RFC1815 - Character Sets ISO-10646 and ISO-10646-J-1

Network Working Group M. Ohta

Request For Comments: 1815 Tokyo Institute of Technology

Category: Informational July 1995

Character Sets ISO-10646 and ISO-10646-J-1

Status of this Memo

This memo provides information for the Internet community. This memo

does not specify an Internet standard of any kind. Distribution of

this memo is unlimited.

Abstract

Though the ISO character set standard of ISO 10646 is specified

reasonably well about European characters, it is not so useful in an

fully internationalized environment.

For the practical use of ISO 10646, a lot of external profiling sUCh

as restriction of characters, restriction of combination of

characters and addition of language information is necessary.

This memo provides information on such profiling, along with charset

names to each profiled instance.

Though all the effort is done to make the resulting charset as useful

10646 based charset as possible, the result is not so good. So, the

charsets defined in this memo are only for reference purpose and its

use for practical purpose is strongly discouraged.

Introduction

This memo describes two text encoding schemes based on ISO 10646

[10646].

As ISO 10646 specifies too little about how text is visualized, to

practically use ISO 10646, it is necessary to restrict the standard

minimally and then add some amount of profiling information.

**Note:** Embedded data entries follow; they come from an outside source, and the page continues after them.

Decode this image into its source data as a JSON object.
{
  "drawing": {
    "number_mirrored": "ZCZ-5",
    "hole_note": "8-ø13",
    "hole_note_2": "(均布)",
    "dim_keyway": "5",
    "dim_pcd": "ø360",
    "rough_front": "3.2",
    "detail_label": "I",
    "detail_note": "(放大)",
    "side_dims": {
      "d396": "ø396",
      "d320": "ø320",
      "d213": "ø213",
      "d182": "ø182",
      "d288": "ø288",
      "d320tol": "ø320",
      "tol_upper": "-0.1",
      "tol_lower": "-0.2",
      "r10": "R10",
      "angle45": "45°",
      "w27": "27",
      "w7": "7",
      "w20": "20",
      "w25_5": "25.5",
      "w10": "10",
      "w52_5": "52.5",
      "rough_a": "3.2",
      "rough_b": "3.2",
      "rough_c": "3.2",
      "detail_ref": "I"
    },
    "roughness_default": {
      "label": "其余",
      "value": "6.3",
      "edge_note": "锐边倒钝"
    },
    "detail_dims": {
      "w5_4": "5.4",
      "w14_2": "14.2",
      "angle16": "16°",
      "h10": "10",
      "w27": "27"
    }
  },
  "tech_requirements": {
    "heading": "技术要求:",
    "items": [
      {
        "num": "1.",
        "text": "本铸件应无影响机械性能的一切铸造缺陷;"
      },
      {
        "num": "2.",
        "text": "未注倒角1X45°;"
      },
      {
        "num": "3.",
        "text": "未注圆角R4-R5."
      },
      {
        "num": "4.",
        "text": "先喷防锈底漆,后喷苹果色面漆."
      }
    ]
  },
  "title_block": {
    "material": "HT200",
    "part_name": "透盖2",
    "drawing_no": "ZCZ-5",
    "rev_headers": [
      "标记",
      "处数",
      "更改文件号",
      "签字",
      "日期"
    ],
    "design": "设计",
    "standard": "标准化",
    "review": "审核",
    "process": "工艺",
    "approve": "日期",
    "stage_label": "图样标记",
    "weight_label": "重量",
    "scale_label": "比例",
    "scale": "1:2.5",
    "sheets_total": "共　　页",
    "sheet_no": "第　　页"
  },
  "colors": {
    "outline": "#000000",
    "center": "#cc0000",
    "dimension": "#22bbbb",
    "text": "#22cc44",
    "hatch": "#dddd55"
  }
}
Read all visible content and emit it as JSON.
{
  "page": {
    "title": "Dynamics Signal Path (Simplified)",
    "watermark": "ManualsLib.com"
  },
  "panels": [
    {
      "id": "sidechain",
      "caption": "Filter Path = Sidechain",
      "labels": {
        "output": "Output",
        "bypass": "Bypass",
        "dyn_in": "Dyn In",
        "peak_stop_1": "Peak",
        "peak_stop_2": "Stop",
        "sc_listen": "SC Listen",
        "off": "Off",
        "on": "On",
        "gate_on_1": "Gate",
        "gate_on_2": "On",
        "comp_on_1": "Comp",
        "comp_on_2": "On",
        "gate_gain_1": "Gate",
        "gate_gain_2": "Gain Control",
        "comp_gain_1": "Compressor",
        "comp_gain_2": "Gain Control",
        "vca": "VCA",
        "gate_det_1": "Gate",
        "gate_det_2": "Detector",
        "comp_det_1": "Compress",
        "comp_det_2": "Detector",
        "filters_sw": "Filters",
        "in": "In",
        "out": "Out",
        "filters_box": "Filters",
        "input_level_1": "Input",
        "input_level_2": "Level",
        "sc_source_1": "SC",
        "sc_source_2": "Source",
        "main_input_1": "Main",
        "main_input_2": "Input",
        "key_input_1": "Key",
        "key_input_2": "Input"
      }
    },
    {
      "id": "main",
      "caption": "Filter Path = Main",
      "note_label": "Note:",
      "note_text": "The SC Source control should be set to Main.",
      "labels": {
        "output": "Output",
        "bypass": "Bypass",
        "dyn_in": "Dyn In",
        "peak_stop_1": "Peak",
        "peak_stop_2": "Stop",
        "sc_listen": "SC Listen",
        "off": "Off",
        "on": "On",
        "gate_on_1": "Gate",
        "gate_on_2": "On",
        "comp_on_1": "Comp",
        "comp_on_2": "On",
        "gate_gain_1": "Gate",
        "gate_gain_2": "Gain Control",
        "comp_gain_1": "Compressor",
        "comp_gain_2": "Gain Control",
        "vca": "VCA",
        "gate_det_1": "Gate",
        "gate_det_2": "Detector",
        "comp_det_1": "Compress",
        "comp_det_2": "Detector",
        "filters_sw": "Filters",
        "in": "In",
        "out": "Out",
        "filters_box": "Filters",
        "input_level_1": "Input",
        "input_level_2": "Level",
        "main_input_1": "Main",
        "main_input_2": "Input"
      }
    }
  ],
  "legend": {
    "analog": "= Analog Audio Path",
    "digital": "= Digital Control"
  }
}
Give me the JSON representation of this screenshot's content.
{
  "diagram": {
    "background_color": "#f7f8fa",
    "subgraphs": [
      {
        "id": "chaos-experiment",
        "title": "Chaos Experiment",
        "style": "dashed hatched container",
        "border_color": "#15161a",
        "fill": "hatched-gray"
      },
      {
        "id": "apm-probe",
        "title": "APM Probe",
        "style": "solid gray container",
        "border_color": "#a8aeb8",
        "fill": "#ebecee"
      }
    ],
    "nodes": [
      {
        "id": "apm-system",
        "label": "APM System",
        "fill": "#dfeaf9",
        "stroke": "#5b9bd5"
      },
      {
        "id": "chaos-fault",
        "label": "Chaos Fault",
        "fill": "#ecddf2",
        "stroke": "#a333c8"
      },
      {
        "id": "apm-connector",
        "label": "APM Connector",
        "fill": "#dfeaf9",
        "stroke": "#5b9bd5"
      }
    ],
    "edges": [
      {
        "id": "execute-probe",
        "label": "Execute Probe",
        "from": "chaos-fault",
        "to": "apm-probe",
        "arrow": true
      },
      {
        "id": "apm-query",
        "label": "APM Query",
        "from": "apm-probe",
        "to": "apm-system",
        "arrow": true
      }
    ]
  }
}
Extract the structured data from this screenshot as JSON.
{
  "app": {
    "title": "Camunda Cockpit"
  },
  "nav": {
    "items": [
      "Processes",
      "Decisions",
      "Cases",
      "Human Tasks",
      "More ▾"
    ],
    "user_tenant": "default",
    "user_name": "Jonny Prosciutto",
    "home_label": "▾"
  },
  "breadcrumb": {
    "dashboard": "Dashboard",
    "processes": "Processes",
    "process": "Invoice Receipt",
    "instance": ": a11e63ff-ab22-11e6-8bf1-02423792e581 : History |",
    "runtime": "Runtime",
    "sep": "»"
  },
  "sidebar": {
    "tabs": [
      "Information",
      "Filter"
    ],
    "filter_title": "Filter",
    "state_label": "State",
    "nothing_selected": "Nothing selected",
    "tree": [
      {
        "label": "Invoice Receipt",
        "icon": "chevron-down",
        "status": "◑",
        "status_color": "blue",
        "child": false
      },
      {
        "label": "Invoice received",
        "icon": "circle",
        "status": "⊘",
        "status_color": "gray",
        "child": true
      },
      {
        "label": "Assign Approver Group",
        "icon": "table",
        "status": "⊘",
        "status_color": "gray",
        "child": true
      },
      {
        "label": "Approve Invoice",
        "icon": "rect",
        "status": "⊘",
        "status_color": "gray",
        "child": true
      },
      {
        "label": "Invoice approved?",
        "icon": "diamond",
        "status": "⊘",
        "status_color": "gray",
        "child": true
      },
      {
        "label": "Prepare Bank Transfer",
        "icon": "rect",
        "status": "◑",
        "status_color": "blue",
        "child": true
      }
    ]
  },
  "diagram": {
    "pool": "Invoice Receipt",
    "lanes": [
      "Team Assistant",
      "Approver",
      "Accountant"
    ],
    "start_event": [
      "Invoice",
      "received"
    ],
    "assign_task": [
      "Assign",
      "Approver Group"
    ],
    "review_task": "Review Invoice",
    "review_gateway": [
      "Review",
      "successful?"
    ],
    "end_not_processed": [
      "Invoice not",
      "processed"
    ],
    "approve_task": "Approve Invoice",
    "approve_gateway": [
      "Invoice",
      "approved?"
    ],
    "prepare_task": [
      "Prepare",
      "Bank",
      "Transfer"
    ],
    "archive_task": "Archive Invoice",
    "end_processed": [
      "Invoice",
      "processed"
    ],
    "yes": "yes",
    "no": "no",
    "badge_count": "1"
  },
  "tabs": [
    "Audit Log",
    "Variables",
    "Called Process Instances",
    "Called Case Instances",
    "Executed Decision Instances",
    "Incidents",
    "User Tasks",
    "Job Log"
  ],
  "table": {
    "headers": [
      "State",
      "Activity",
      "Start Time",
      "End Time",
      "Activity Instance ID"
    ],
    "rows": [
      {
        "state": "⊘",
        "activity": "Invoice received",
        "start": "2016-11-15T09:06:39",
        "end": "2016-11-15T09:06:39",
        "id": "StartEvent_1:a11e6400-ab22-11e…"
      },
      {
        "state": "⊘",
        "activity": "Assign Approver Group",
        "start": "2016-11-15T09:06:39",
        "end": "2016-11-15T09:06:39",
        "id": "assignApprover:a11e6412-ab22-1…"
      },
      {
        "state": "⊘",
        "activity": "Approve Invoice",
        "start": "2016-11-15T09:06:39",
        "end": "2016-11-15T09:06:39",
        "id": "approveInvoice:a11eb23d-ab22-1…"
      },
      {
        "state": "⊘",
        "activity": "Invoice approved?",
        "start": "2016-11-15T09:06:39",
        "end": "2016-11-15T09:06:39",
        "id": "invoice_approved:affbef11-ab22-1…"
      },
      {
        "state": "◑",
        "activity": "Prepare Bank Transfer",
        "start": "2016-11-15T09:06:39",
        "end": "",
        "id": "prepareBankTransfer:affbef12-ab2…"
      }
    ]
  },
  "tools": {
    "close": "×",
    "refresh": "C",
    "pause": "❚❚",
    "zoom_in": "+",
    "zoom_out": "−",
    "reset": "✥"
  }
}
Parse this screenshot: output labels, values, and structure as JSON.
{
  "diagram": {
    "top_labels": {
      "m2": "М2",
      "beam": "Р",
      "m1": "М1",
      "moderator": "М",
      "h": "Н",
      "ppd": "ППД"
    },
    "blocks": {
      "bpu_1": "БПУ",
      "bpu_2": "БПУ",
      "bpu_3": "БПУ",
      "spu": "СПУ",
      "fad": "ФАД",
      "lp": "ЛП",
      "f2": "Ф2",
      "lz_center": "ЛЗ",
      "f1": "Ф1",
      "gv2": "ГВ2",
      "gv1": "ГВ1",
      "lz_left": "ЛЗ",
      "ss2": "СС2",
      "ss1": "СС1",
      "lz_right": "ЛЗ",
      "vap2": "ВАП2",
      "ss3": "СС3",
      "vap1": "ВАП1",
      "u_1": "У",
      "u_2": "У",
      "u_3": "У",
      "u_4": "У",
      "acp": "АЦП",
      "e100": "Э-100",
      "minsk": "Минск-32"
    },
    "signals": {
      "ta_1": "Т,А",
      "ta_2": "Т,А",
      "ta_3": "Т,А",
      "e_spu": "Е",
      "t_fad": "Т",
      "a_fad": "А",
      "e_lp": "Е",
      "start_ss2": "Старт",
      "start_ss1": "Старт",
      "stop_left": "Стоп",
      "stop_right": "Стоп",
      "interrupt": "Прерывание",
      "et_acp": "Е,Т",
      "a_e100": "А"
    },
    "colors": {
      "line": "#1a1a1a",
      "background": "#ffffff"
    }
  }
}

For ISO 2022 [ISO2022] based national standards, sufficient profiling

information is provided by national standardization bodies, but, for

ISO 10646, such a profiling is not yet provided.

As the profiling of ISO 10646 largely affects which character or

combination of characters could be properly displayed, changes of

profiling of ISO 10646 are as significant as additions of new

character sets of ISO 2022.

That is, it's impractical to support the entirety of ISO 10646 (new

restriction or profiling can always be added), so a client needs to

know whether some restriction or profiling is being used before it

can decide whether to display the body part. Thus, it is necessary to

provide multiple charset names to each variation of ISO 10646.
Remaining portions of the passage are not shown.